Gli amaranto, poi,  vinsero gli ultimi tre incontri con Fiorentina, Vicenza e Milano. Nel mentre, il Torino, giocò a Bari l’ultima sfida della stagione ed a tre minuti dal termine maturò la beffa per il Livorno grazie ad una rete di Valentino Mazzola. Il pareggio consegnò il titolo con 44 punti al Torino. Al Livorno un prestigioso secondo posto con 43 punti. Nella stagione 1942/43 il Livorno veniva considerata una squadra modesta, ma ben preparata, quella allenata dal tecnico Ivo Fiorentini. Però, non appariva tra le squadre candidate al successo finale, come Ambrosiana/Inter, Torino e Juventus.

La storia di Ivo Fiorentini –

Il tecnico amaranto nasce a Faenza l’11maggio del 1898. Appassionato di calcio fin dalla giovane età, si reca in Sudamerica per seguire la prima Coppa del Mondo (al tempo Coppa Jules Rimet), quale talent-scout per i club italiani. Rientrato in Italia, intraprende la carriera di allenatore nel campionato 1932/33 alla guida della Salernitana. Dopo le esperienze con Foligno, Anconitana, Pro Vercelli, Atalanta e Ambrosiana/Inter passa quindi al Livorno, dove ottiene uno storico secondo posto nel massimo campionato.

Quindi la sospensione delle attività sportive dovuta allo scoppio della seconda guerra mondiale. Al termine del conflitto bellico ritorna sulla panchina del Livorno, dove conduce la squadra alla salvezza.

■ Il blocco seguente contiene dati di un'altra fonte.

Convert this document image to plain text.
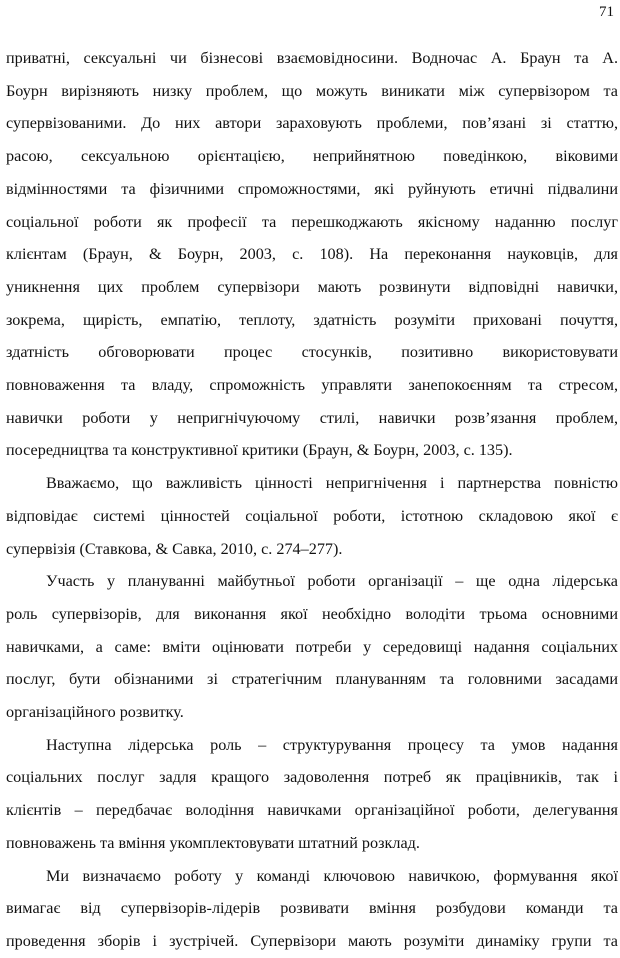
71

приватні, сексуальні чи бізнесові взаємовідносини. Водночас А. Браун та А.
Боурн вирізняють низку проблем, що можуть виникати між супервізором та
супервізованими. До них автори зараховують проблеми, пов’язані зі статтю,
расою, сексуальною орієнтацією, неприйнятною поведінкою, віковими
відмінностями та фізичними спроможностями, які руйнують етичні підвалини
соціальної роботи як професії та перешкоджають якісному наданню послуг
клієнтам (Браун, & Боурн, 2003, с. 108). На переконання науковців, для
уникнення цих проблем супервізори мають розвинути відповідні навички,
зокрема, щирість, емпатію, теплоту, здатність розуміти приховані почуття,
здатність обговорювати процес стосунків, позитивно використовувати
повноваження та владу, спроможність управляти занепокоєнням та стресом,
навички роботи у непригнічуючому стилі, навички розв’язання проблем,
посередництва та конструктивної критики (Браун, & Боурн, 2003, с. 135).

Вважаємо, що важливість цінності непригнічення і партнерства повністю
відповідає системі цінностей соціальної роботи, істотною складовою якої є
супервізія (Ставкова, & Савка, 2010, с. 274–277).

Участь у плануванні майбутньої роботи організації – ще одна лідерська
роль супервізорів, для виконання якої необхідно володіти трьома основними
навичками, а саме: вміти оцінювати потреби у середовищі надання соціальних
послуг, бути обізнаними зі стратегічним плануванням та головними засадами
організаційного розвитку.

Наступна лідерська роль – структурування процесу та умов надання
соціальних послуг задля кращого задоволення потреб як працівників, так і
клієнтів – передбачає володіння навичками організаційної роботи, делегування
повноважень та вміння укомплектовувати штатний розклад.

Ми визначаємо роботу у команді ключовою навичкою, формування якої
вимагає від супервізорів-лідерів розвивати вміння розбудови команди та
проведення зборів і зустрічей. Супервізори мають розуміти динаміку групи та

Ritorna alla guida del Livorno nella stagione 1958/59, nel frattempo Sceso in serie C. La squadra, che l’anno precedente (1941/42), ottiene una difficile
salvezza, viene rafforzata con l’innesto di Zidarich I dal Milan, Degano e Traversa
dalla Fiorentina.

La squadra vice campione di Italia –

Il gruppo affidato al tecnico di Faenza era composto da 18 giocatori: Assirelli Ascanio (13 presenze e 20 reti subite), Silingardi Porthus (17 presenze e 14 reti subite), Capaccioli Ostilio (28 presenze e una rete), Degano Pietro (27/6), Del Bianco Fabio (30), Emiliani Giovanni (1), Grassi Silvano (1), Lovagnini Ermelindo (21), Martinelli Marcello (2), Miniati Athos 17/4), Piana Teresio (28/12), Raccis Renato (28/11), Soldani Eto (9), Spagnoli Leonetto (4), Stua Mario (30/8), Tori Renato (30/1), Traversa Teresio (20/2) e Zidarich I Mario (24/6).